Minkah Fitzpatrick and a Dolphins Roster in Free Fall
The Fitzpatrick trade is not an isolated move. It is the latest in a rapid series of departures that have fundamentally reshaped Miami’s roster in a matter of weeks. Wide receiver Tyreek Hill is gone. Fullback Alec Ingold signed with the Chargers. Long-tenured kicker Jason Sanders was released. And now, Tagovailoa’s exit — via a post-June 1 designation — officially closes the chapter on Miami’s most ambitious competitive window.
General manager Jon-Eric Sullivan and head coach Jeff Hafley have inherited a franchise carrying significant dead money obligations, and they are clearly willing to absorb short-term pain in pursuit of long-term flexibility. The Dolphins are not rebuilding quietly. They are blowing the roof off. What follows could be a turbulent reset season, one where Miami prioritizes cap relief, younger depth, and patience over chasing immediate wins while recalibrating expectations.
A Jets Defense That Desperately Needed Fitzpatrick
For New York, the math is straightforward — and almost unfairly favorable. The Jets landed a proven, elite-level safety for the price of a late seventh-round pick. In any other context, that would seem like a misprint.
Fitzpatrick is not just a safety in the traditional sense. He is a chess piece — a defensive weapon that can be deployed in a dizzying variety of ways. Last season, he lined up for 345 snaps in the slot, 251 as a deep safety, and 191 as a box safety. Few players in the NFL demand that kind of schematic versatility, and fewer still deliver on it.
The Jets needed all of it. New York’s defense finished 25th in yards allowed and 31st — second to last in the entire league — in points allowed during Aaron Glenn’s first season as head coach. Fitzpatrick gives Glenn a legitimate cornerstone to build around.
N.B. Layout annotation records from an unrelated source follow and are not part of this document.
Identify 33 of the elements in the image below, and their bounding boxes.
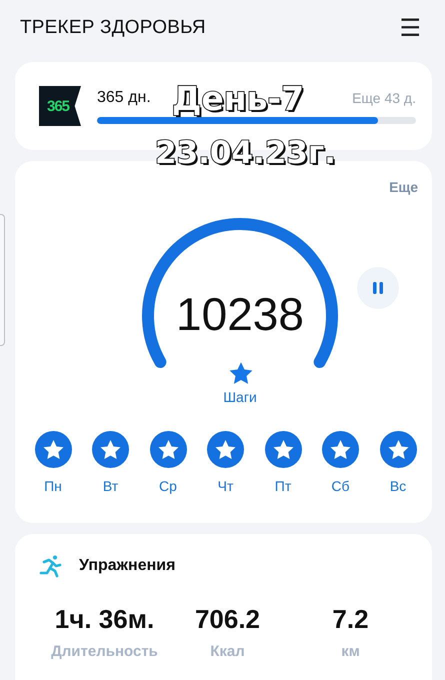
pause-button[interactable] xyxy=(357,267,399,309)
days-remaining: Еще 43 д. xyxy=(352,90,416,106)
star-icon xyxy=(229,361,253,385)
day-star-badge[interactable] xyxy=(322,431,359,468)
day-star-badge[interactable] xyxy=(150,431,186,468)
stat-label: Ккал xyxy=(210,643,245,660)
app-logo: 365 xyxy=(39,86,81,126)
day-label: Пт xyxy=(274,478,292,494)
day-label: Пн xyxy=(44,478,62,494)
app-title: ТРЕКЕР ЗДОРОВЬЯ xyxy=(20,17,206,39)
day-label: Чт xyxy=(218,478,234,494)
day-star-badge[interactable] xyxy=(92,431,129,468)
day-star-badge[interactable] xyxy=(380,431,416,468)
step-count: 10238 xyxy=(175,291,305,337)
stat-value: 706.2 xyxy=(194,604,260,635)
day-star-badge[interactable] xyxy=(34,431,72,468)
stat-label: Длительность xyxy=(51,643,158,660)
day-label: Вт xyxy=(102,478,118,494)
day-star-badge[interactable] xyxy=(207,431,244,468)
stat-value: 7.2 xyxy=(332,604,369,635)
stat-value: 1ч. 36м. xyxy=(54,604,154,635)
day-label: Сб xyxy=(331,478,350,494)
stat-label: км xyxy=(341,643,360,660)
day-label: Ср xyxy=(159,478,177,494)
exercise-title: Упражнения xyxy=(79,557,176,575)
caption-text: День-7 xyxy=(172,82,304,115)
day-label: Вс xyxy=(390,478,406,494)
pause-icon xyxy=(371,281,385,295)
caption-date: 23.04.23г. xyxy=(155,138,336,169)
goal-label: 365 дн. xyxy=(97,88,151,106)
steps-label: Шаги xyxy=(222,389,258,405)
runner-icon xyxy=(39,554,63,578)
day-star-badge[interactable] xyxy=(264,431,302,468)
Minkah Fitzpatrick Stays in the AFC East
There is an added layer of intrigue here—Fitzpatrick does not leave the division. He simply switches sidelines. Having spent years playing against the Jets twice a season, he now suits up for them — and will face his former Miami teammates when the two teams meet in 2025.
For Fitzpatrick personally, the move offers both financial security and a reset. He has been one of the most respected defensive players in the league since his Pittsburgh Steelers days, and his arrival in New York signals that the Jets are serious — at least on that side of the ball — about competing.
For Miami, the message is harder to swallow. The Dolphins are entering a new era, and it will require patience. The pieces that made them exciting — and occasionally dangerous — over the past several seasons are gone. What comes next remains to be written.
What is clear, however, is that Fitzpatrick will not be part of it.